That only works if people don't unreasonably deify the system. You have to admit the constitution is deeply flawed in order to be willing to modify it, and, well, if popular opinion is that it is deeply flawed, you won't amend it, you'll just have judges rule without interpreting it strictly.

Politically speaking, it's a terribly flawed document, because it can't change it without a civil war or functionally one party rule, and its written in imprecise language that opens it up to more judicial interpretation than is necessary or constructive.


It's a bit hyperbolic to say a civil war or one party rule is required. We've successfully amended it 27 times, 6 of those after 1950.

Ideally we'd see less of "judges rule without interpreting it strictly," which would help garner popular support for future amendments.


I mean, of those 6, one (the 22nd) was passed as a response to the functionally one-party rule by FDR and new-deal dems in the 30s and 40s. Two (the 24th and 26th) were voting rights amendments that were functionally extensions of the 15th amendment, you know...one of the post-civil war amendments. And one (the 25th) was passed after the president was assassinated. One (the 27th) is a very popular idea with bipartisan support, and it still took 200 years to ratify.

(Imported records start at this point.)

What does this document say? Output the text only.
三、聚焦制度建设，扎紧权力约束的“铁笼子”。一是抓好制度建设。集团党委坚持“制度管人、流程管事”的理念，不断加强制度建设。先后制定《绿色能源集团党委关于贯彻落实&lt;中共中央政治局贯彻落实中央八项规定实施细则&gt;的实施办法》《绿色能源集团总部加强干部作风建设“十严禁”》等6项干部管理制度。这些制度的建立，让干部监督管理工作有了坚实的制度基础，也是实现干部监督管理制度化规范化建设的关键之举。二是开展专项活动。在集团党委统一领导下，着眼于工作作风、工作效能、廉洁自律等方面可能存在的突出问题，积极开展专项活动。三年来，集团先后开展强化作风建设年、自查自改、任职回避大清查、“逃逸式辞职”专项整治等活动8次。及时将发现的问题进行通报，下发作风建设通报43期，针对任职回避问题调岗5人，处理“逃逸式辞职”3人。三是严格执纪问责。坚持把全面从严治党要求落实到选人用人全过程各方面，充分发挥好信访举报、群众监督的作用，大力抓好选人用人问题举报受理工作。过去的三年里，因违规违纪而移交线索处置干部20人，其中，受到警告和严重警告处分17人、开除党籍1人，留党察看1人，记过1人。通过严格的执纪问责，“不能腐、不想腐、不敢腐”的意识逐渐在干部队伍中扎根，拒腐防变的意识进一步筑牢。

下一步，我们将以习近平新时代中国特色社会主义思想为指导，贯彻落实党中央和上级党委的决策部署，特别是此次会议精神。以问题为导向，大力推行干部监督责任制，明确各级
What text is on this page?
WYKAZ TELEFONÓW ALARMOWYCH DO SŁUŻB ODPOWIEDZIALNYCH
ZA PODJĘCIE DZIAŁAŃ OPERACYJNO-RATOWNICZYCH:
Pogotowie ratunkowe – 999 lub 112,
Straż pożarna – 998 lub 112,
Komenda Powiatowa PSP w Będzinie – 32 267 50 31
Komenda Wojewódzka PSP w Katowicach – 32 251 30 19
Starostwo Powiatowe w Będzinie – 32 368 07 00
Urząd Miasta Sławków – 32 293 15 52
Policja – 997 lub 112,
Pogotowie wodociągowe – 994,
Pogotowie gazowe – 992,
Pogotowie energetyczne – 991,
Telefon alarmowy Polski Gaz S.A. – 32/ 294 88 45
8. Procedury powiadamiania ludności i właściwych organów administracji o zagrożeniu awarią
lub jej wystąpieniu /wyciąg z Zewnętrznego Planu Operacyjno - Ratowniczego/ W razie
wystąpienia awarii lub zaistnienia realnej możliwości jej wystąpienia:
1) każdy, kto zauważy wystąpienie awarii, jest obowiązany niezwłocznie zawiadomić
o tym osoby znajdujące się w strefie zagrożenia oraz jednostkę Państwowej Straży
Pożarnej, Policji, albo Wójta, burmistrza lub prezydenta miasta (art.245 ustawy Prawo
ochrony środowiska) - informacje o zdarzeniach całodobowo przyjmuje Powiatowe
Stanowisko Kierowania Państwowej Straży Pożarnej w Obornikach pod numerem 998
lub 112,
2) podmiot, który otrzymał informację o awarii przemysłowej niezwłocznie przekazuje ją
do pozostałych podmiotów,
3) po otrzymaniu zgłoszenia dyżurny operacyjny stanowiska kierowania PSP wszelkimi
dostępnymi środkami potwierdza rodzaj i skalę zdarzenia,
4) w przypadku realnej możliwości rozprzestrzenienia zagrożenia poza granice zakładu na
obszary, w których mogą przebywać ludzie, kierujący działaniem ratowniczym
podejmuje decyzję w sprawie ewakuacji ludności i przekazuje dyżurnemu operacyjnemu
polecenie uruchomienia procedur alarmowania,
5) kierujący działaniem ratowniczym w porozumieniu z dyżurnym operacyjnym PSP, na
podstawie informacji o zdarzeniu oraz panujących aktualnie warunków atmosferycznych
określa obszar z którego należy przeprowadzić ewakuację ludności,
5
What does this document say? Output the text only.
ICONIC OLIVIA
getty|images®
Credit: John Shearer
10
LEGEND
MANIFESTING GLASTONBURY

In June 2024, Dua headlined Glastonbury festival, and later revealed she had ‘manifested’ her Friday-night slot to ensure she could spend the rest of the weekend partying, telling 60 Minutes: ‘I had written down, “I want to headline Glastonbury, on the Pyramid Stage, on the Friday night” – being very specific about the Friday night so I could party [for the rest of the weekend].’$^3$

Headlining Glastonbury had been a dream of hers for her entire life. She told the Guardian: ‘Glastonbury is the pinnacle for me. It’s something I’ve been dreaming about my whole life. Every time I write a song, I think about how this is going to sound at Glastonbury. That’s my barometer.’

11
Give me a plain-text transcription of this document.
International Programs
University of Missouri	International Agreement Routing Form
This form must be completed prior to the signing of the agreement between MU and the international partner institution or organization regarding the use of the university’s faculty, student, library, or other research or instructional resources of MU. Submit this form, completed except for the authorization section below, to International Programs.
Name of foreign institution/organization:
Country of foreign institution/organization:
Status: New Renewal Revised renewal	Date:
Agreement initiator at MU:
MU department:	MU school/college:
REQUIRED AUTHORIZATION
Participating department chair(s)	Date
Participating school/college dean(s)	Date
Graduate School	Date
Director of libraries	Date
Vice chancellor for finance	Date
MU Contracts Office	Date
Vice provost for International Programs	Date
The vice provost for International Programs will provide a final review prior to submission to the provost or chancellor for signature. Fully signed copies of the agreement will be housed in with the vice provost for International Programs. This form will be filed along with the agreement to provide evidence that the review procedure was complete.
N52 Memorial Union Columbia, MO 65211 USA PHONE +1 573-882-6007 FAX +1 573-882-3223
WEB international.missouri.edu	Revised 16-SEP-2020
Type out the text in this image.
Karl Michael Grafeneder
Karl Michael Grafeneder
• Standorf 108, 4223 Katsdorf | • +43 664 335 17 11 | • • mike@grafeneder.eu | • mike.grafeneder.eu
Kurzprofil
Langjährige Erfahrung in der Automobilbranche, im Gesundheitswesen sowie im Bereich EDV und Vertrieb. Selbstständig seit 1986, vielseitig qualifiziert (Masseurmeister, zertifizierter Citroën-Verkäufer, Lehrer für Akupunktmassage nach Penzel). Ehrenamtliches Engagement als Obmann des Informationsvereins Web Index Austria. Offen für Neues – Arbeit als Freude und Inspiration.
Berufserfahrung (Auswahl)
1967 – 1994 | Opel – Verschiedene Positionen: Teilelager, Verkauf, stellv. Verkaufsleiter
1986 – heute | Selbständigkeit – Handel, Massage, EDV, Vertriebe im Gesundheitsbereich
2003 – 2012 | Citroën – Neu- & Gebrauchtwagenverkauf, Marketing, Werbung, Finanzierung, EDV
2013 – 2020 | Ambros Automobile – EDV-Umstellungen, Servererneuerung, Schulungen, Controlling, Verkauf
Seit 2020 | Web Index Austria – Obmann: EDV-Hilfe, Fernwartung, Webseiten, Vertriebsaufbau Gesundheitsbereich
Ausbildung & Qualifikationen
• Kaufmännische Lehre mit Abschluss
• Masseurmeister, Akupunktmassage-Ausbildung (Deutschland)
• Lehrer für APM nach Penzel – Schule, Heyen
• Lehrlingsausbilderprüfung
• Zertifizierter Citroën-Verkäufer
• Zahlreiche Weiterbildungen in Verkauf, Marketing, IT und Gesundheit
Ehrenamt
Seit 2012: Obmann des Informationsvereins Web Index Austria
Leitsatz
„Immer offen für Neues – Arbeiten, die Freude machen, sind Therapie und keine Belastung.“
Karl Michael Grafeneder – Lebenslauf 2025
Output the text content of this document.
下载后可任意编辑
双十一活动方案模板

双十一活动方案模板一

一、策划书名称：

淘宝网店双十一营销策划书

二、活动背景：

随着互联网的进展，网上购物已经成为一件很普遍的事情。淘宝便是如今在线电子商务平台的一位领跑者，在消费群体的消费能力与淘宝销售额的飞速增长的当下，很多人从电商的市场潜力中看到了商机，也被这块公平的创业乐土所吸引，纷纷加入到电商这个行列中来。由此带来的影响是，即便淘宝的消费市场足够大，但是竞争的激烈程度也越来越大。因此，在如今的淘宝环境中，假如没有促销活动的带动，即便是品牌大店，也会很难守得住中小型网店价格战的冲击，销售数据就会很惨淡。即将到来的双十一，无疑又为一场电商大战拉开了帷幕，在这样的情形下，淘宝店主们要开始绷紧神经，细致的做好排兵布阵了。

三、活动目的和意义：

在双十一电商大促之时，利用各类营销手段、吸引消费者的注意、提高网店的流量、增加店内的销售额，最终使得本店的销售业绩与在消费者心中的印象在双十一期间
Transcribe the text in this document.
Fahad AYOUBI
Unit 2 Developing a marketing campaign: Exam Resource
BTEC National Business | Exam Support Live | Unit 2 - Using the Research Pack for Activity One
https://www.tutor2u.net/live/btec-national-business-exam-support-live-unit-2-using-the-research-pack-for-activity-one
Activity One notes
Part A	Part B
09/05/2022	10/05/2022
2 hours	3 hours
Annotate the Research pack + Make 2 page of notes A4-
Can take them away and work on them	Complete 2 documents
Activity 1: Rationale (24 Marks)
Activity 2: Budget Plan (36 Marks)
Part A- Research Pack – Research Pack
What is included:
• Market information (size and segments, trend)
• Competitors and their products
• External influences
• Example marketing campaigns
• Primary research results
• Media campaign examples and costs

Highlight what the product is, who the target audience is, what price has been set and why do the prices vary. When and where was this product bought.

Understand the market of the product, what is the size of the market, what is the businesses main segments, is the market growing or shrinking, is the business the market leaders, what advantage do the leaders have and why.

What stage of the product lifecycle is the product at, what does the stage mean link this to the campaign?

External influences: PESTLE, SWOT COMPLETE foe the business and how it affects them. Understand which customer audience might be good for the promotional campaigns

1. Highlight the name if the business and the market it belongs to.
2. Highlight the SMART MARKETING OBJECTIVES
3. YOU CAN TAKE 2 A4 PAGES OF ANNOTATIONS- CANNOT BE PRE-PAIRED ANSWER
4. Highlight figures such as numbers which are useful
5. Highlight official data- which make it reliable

I'd also reiterate that social factors have changed, we're currently in the longest break between amendments being passed since reconstruction. None have been passed in my lifetime, and the same group that says we should interpret the constitution extremely strictly is also the one that says that it's perfect as is and we should respect it and the founders great insights. That's not a recipe for changing it.

> Ideally we'd see less of "judges rule without interpreting it strictly,"

That's, just, like, your opinion, man. By which I mean that originalism isn't the only school of thought in regards to the constitution. By the time you've succeeded in convincing people that it is okay to change the constitution, you'll have also convinced them that interpreting it less strictly. Saying it's a living document but not a living constitution is an impossibly hard needle to thread.

And that's doubly true when "should the document be changed" itself becomes a political question, which it has. Something like 20-30% of the US will vote for people on a platform of "I will oppose any constitutional amendment". That's enough to block ratification!


> We've successfully amended it 27 times

18 times (Articles 3-12 of the proposed Bill of Rights were ratified simultaneously and became Amendments 1-10; article 2 took 201 more years, and Article 1, though it was once one state away from ratification, has still not been ratified and is 27 states short.)


Rule by the minority. You think that's fair?


> Rule by the minority. You think that's fair?

It's not rule by the minority. It's that the majority needs to get wider agreement on their changes if they are to be implemented. The minority cannot force anything to happen. They can only prevent sweeping changes from passing with the slimmest of margins.

For every liberal complaining about the filibuster or Senate debate rules, would you have been fine with total Republican control of all levels of Federal government from 2016-2018? They had a wider majority in both the House and the Senate than the Democrats do right now.

Slowing the pace of massive change is a good thing. It gives time for ideas to be fleshed out. It gives time for ideas to be experimented with at a smaller scale. It gives time for people to see the results or consequences of actions.


> It's not rule by the minority

Yes the systematic unequal representation in (in descending order of inherent distortion, though abuse of state-level control of apportionment in the latter case means it's not always descending order of actual distortion) the Senate, Electoral College, and House all favor essentially the same geopgraphy and thus the same political faction so long as ideology isn't geographically homogeneous. This favors stable minority rule.


Do you really want $other_party to be able to change the constitution whenever they happen to get a supermajority?


If they get a 2/3 supermajority? yes...


Setting Congress aside, you'd then need thirty-eight states to ratify the amendment!


If you look at the data, industrial production starts bouncing back when the worst provisions of the New Deal get struck down by the courts. It was very much self-defeating, the only part that helped was devaluing the dollar wrt. the main foreign currencies.